Longtemps contraints à l'exil médical pour des soins spécialisés, les patients comoriens voient aujourd’hui de nouvelles perspectives s’ouvrir à domicile. Mohamed Soidiki, entrepreneur dans le BTP, nous livre son témoignage sur son appareillage auditif réussi à Moroni.
L’histoire de Mohamed Soidiki avec son audition ressemble à celle de nombreux Comoriens de sa génération. Un long parcours semé d'incertitudes, de voyages coûteux et, finalement, une solution trouvée là où il l'attendait le moins : chez lui. Tout commence au début des années 2000, où il consulte un médecin ORL à Moroni, pour une gêne à l’oreille droite. À l'époque, un simple lavage suffit. Mais en 2006, la douleur revient. Le diagnostic tombe, il faut envisager des soins plus poussés, de préférence à l’extérieur. En 2014, profitant d’un voyage d’affaires à Dubaï, il franchit le pas. Le verdict est sans appel : une surdité partielle nécessite la pose d'un appareil auditif. L'opération et l'équipement lui coûtent une petite fortune : 1 400 euros rien que pour un modèle de gamme intermédiaire, sans compter les billets d’avion, les frais d’hôtel et les consultations répétées.

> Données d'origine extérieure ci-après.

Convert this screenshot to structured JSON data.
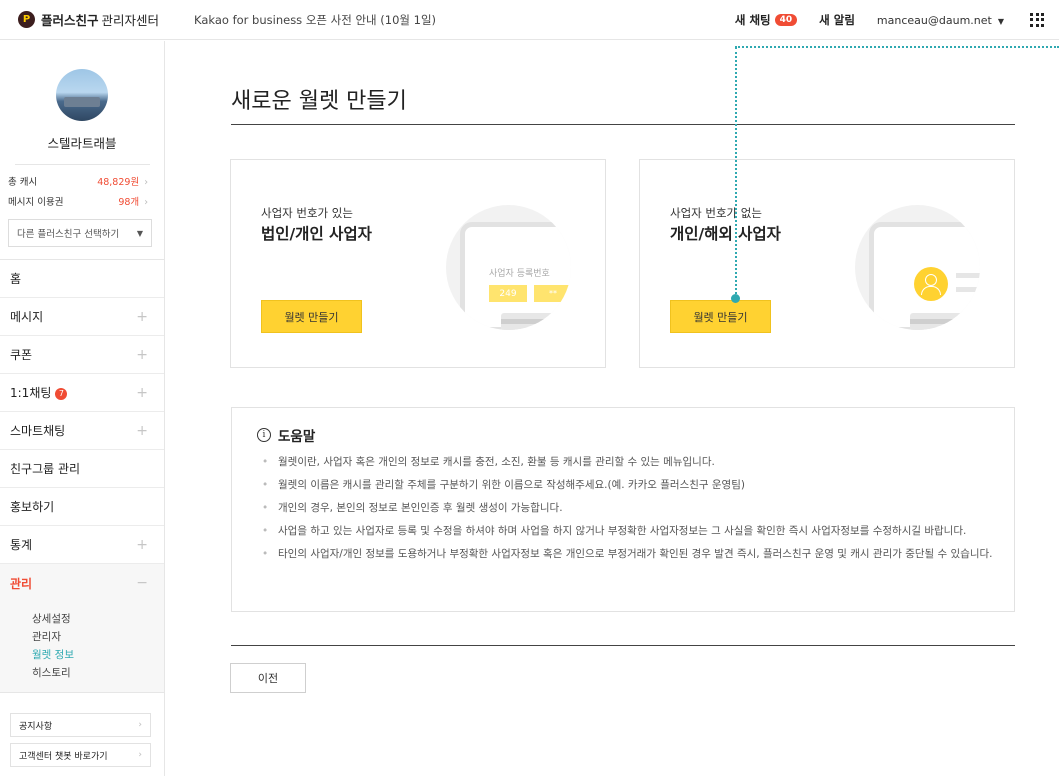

Pendant des années, l’appareil change sa vie, jusqu’au jour où, par crainte de l’abîmer lors de ses ablutions, il le retire, l’égare et finit par le perdre. S’en suit une période de négligence forcée. Mohamed se contente de son oreille gauche, jusqu’à ce que son corps tire la sonnette d’alarme. « J’ai commencé à faire des malaises, des vertiges fréquents », confie-t-il. Il multiplie les examens : cardiologie, ophtalmologie, scanner… Rien. C’est finalement en poussant la porte du cabinet de la Dre Farida Atoissi, spécialiste ORL aux Comores, que la lumière revient. À sa grande surprise, Mohamed Soidiki découvre qu'il n'a plus besoin de s'envoler pour Dubaï ou la France. Le plateau technique et l’expertise sont désormais disponibles sur place.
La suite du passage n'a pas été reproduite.